Sarah's mother, Jenny Blum Nachamson, was born in Lithuania and lived in a Shtetl. Life was hard on Jews of the former Soviet Union, and young boys, like Sarah's father Eli, were taken off to the military. The czar demanded such service that could last for years. The Nachamson family came to America, through Ellis Island, to escape the military situation in Russia.

Sarah, the eldest child of Jenny and Eli, was the oldest of seven sisters and a brother. Known as the “assistant mother” to the nine children, Sarah was in charge of making sure no one was left behind, always "counting to eight". Jenny dictated a memoir of her life, recorded by Sarah's sister Ethel, in the 1930's, a memoir later found by Sarah's son, Eli Evans, in 1968. This memoir became the inspiration for Eli Evan's subsequent book about Jewish life in the South, called "The Provincials".

After Sarah's parents married, they initially moved to Dover in eastern NC, and subsequently moved to Kinston, NC, opening a store. Sarah's sisters practiced tap dancing and piano, and hundreds of people would come and watch the "Nash Sisters" perform regularly at the store. Sarah's father thought they should to move to Durham to allow the girls to meet young Jewish men. After one trip to Durham, he came home to a surprise, with people waiting for him as he got off the train, carrying him on their shoulders, shouting "IT'S A BOY!", and Sarah's only brother had been born.

Moving to Durham, Sarah worked in her father's store and became the "responsible, serious-minded one". In addition to playing the piano, she could type "60 words a minute with two fingers". Jenny helped to develop a toy department in their family store, and they were known all over for their doll collection. Jenny was also one of the only Jews to celebrate the Jewish holidays in Durham, teaching her kids about the holidays.

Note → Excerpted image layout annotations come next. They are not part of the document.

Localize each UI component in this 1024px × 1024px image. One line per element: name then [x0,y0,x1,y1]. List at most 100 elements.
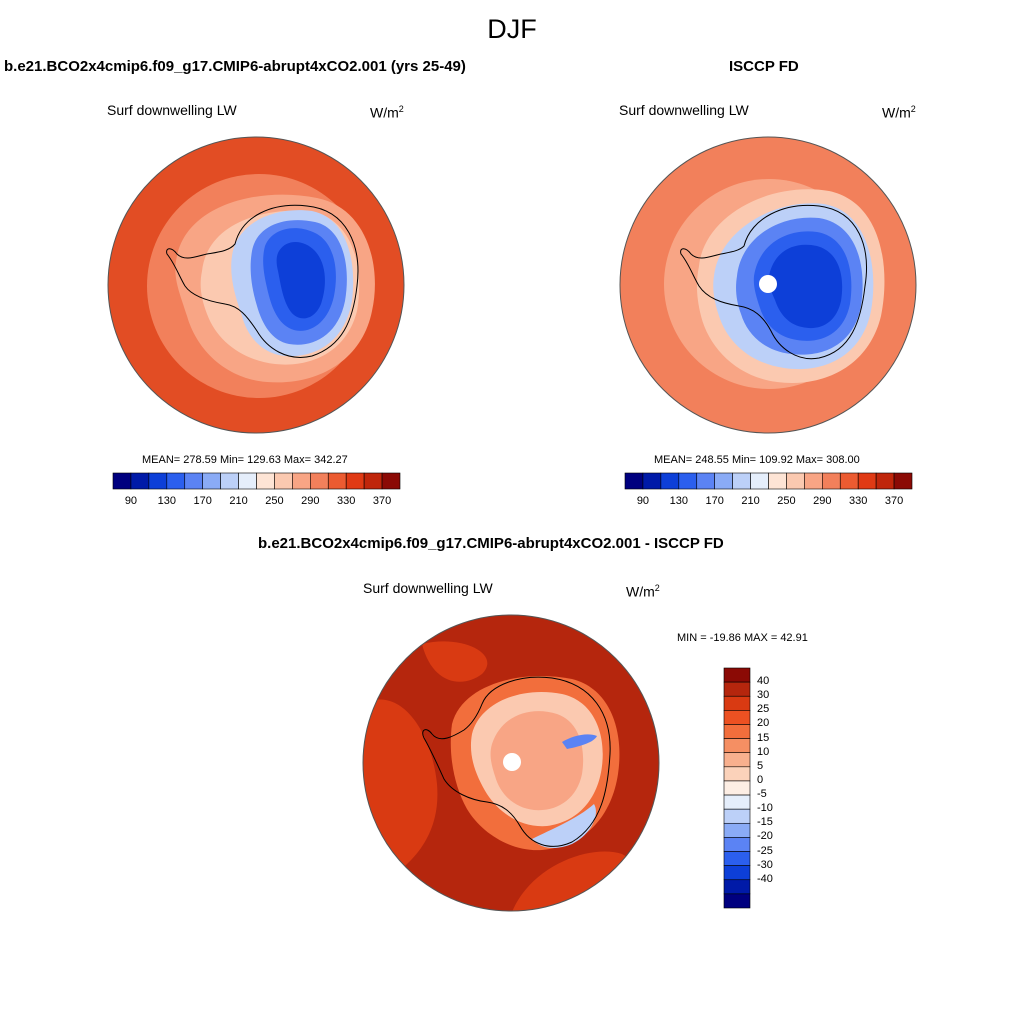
variable-label-obs: Surf downwelling LW [619,102,749,118]
polar-map-model [107,136,405,434]
colorbar-swatch [768,472,787,490]
ice-core [768,244,843,329]
colorbar-swatch [857,472,877,490]
colorbar-swatch [381,472,401,490]
colorbar-swatch [363,472,383,490]
colorbar-tick-label: 210 [229,495,248,507]
map-rim [619,136,917,434]
units-label-diff: W/m2 [626,583,660,600]
colorbar-swatch [723,822,751,838]
units-exponent: 2 [654,583,660,593]
colorbar-swatch [723,738,751,754]
colorbar-swatch [839,472,859,490]
ice-core [276,241,325,319]
colorbar-swatch [256,472,275,490]
colorbar-swatch [723,752,751,768]
colorbar-swatch [723,808,751,824]
colorbar-tick-label: 370 [372,495,392,507]
colorbar-swatch [723,780,751,796]
diff-region-north [422,641,488,682]
colorbar-tick-label: 20 [757,717,770,730]
polar-map-obs [619,136,917,434]
colorbar-swatch [804,472,823,490]
panel-title-diff: b.e21.BCO2x4cmip6.f09_g17.CMIP6-abrupt4x… [258,535,724,552]
units-base: W/m [626,583,655,600]
colorbar-swatch [310,472,329,490]
stats-diff: MIN = -19.86 MAX = 42.91 [677,632,808,644]
colorbar-tick-label: 90 [636,495,650,507]
colorbar-tick-label: 250 [777,495,796,507]
colorbar-swatch [723,710,751,725]
colorbar-tick-label: 290 [301,495,320,507]
units-exponent: 2 [910,104,916,114]
colorbar-tick-label: 30 [757,689,770,702]
colorbar-swatch [723,794,751,810]
colorbar-swatch [660,472,680,490]
colorbar-swatch [202,472,221,490]
coastline [680,204,867,360]
diff-negative-core [562,734,597,749]
stats-obs: MEAN= 248.55 Min= 109.92 Max= 308.00 [654,454,860,466]
colorbar-swatch [130,472,150,490]
colorbar-swatch [723,681,751,697]
colorbar-swatch [292,472,311,490]
colorbar-tick-label: 290 [813,495,832,507]
colorbar-swatch [875,472,895,490]
colorbar-tick-label: 370 [884,495,904,507]
colorbar-swatch [723,667,751,683]
colorbar-tick-label: -15 [757,816,773,829]
colorbar-tick-label: -20 [757,830,773,843]
colorbar-swatch [220,472,239,490]
colorbar-tick-label: 0 [757,773,764,786]
colorbar-tick-label: 250 [265,495,284,507]
variable-label-diff: Surf downwelling LW [363,580,493,596]
polar-hole [759,275,777,293]
colorbar-tick-label: 25 [757,703,770,716]
colorbar-tick-label: 170 [193,495,212,507]
colorbar-diff [723,667,751,909]
colorbar-tick-label: 90 [124,495,138,507]
colorbar-swatch [274,472,293,490]
colorbar-obs [624,472,913,490]
figure-title: DJF [487,14,537,44]
colorbar-tick-label: 5 [757,759,764,772]
colorbar-swatch [238,472,257,490]
colorbar-swatch [732,472,751,490]
map-rim [362,614,660,912]
colorbar-swatch [723,695,751,711]
colorbar-swatch [723,766,751,782]
colorbar-swatch [148,472,168,490]
diff-land-streak [490,711,584,811]
colorbar-swatch [714,472,733,490]
colorbar-swatch [166,472,186,490]
panel-title-model: b.e21.BCO2x4cmip6.f09_g17.CMIP6-abrupt4x… [4,58,466,75]
colorbar-tick-label: 40 [757,675,770,688]
colorbar-swatch [723,893,751,909]
colorbar-swatch [345,472,365,490]
colorbar-swatch [723,865,751,881]
units-exponent: 2 [398,104,404,114]
colorbar-tick-label: -25 [757,844,773,857]
units-base: W/m [370,104,399,121]
coastline [166,204,359,358]
colorbar-model [112,472,401,490]
colorbar-tick-label: 330 [849,495,868,507]
colorbar-tick-label: 130 [157,495,176,507]
colorbar-swatch [624,472,644,490]
colorbar-swatch [750,472,769,490]
colorbar-swatch [822,472,841,490]
polar-map-diff [362,614,660,912]
stats-model: MEAN= 278.59 Min= 129.63 Max= 342.27 [142,454,348,466]
colorbar-tick-label: -5 [757,788,767,801]
colorbar-tick-label: 330 [337,495,356,507]
colorbar-tick-label: 130 [669,495,688,507]
coastline [422,676,611,847]
colorbar-swatch [786,472,805,490]
colorbar-tick-label: 15 [757,731,770,744]
colorbar-tick-label: 10 [757,745,770,758]
colorbar-swatch [696,472,715,490]
units-base: W/m [882,104,911,121]
colorbar-tick-label: 210 [741,495,760,507]
colorbar-swatch [723,724,751,739]
colorbar-swatch [723,837,751,852]
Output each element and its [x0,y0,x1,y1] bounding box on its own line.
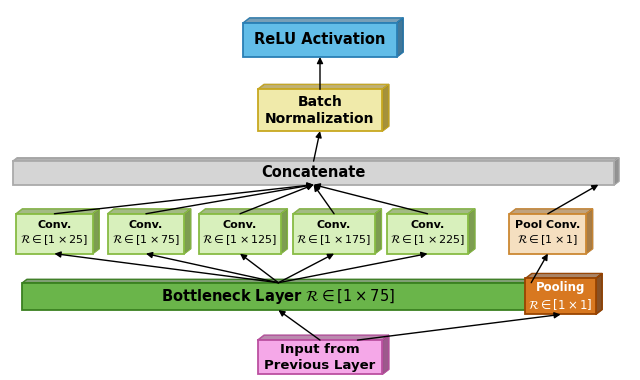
Polygon shape [383,84,389,131]
FancyBboxPatch shape [509,214,586,254]
FancyBboxPatch shape [257,89,383,131]
Text: Conv.
$\mathcal{R}\in[1\times175]$: Conv. $\mathcal{R}\in[1\times175]$ [296,220,372,247]
Polygon shape [243,18,403,23]
FancyBboxPatch shape [108,214,184,254]
Text: Bottleneck Layer $\mathcal{R}\in[1\times75]$: Bottleneck Layer $\mathcal{R}\in[1\times… [161,287,396,306]
Polygon shape [22,279,539,283]
Text: Conv.
$\mathcal{R}\in[1\times125]$: Conv. $\mathcal{R}\in[1\times125]$ [202,220,278,247]
Polygon shape [281,209,287,254]
FancyBboxPatch shape [16,214,93,254]
Polygon shape [383,335,389,374]
Polygon shape [13,158,619,161]
FancyBboxPatch shape [13,161,614,185]
Text: Pool Conv.
$\mathcal{R}\in[1\times1]$: Pool Conv. $\mathcal{R}\in[1\times1]$ [515,220,580,247]
Polygon shape [596,274,602,315]
FancyBboxPatch shape [22,283,534,310]
Text: ReLU Activation: ReLU Activation [254,32,386,48]
Text: Concatenate: Concatenate [261,165,366,180]
Polygon shape [375,209,381,254]
Text: Batch
Normalization: Batch Normalization [265,95,375,126]
Text: Input from
Previous Layer: Input from Previous Layer [264,343,376,372]
Polygon shape [199,209,287,214]
FancyBboxPatch shape [293,214,375,254]
FancyBboxPatch shape [525,278,596,315]
Polygon shape [614,158,619,185]
Text: Conv.
$\mathcal{R}\in[1\times75]$: Conv. $\mathcal{R}\in[1\times75]$ [112,220,180,247]
Polygon shape [93,209,99,254]
Polygon shape [387,209,475,214]
Polygon shape [16,209,99,214]
Polygon shape [468,209,475,254]
Text: Pooling
$\mathcal{R}\in[1\times1]$: Pooling $\mathcal{R}\in[1\times1]$ [529,281,593,312]
Polygon shape [108,209,191,214]
Polygon shape [534,279,539,310]
FancyBboxPatch shape [387,214,468,254]
FancyBboxPatch shape [199,214,281,254]
Polygon shape [525,274,602,278]
Polygon shape [257,335,389,340]
Polygon shape [257,84,389,89]
Text: Conv.
$\mathcal{R}\in[1\times225]$: Conv. $\mathcal{R}\in[1\times225]$ [390,220,465,247]
Polygon shape [293,209,381,214]
Polygon shape [397,18,403,57]
Polygon shape [586,209,593,254]
Polygon shape [509,209,593,214]
Text: Conv.
$\mathcal{R}\in[1\times25]$: Conv. $\mathcal{R}\in[1\times25]$ [20,220,88,247]
Polygon shape [184,209,191,254]
FancyBboxPatch shape [257,340,383,374]
FancyBboxPatch shape [243,23,397,57]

After graduating from Durham High, Sarah went on to Gaucher College in Baltimore. Few Jewish girls were at Gaucher at that time, and Sarah went with homemade clothes. Some of her family went to Duke University. When in Baltimore, she had a glancing relationship with Henrietta Szold (the founder of Hadassah), and this Influenced her to start the first Hadassah chapter in the South in Durham, where she became an ardent Zionist. She became head of the Seaboard region of Hadassah and went all over the South to speak about Hadassah and Israel. Sarah would practice her speeches in front of the mirror, becoming very emotional, knowing what was happening to Jews in WWII and during the formation of the state of Israel.

Sarah met her future husband Mutt Evans when he was a freshman at UNC Chapel Hill, after he was invited to the Nachamsom family home to hear the sisters play music and dance. Sarah's first impression was that Mutt was tall, sweet and smart. Sarah liked him immediately, and Mutt had a Model T car named “Josephine”. Sarah and Mutt's wedding included all of the sisters, and Bill carried the ring at the Washington Duke Hotel. Bill said “I dwopped it” when asked for the ring. Mutt helped walk all of the Nachamson sisters down the aisle when they got married because their father was no longer alive. Mutt and Sara Evans built the Durham store, renamed Evans United Department Stores, into a chain of stores in North Carolina and Virginia.

Locally, Mutt and Sarah recruited members for Beth El, and they helped finance the current Beth El location, taking on financial burdens, and helping to sustain the congregation.

Sarah's gravestone says "Hadassah Pioneer in the American South". Sarah's son Eli took dirt from her grave and planted a tree at Hadassah hospital with some of the dirt. He took some of that same dirt to New York when his own son was born, saying "He was born with some Southern soil".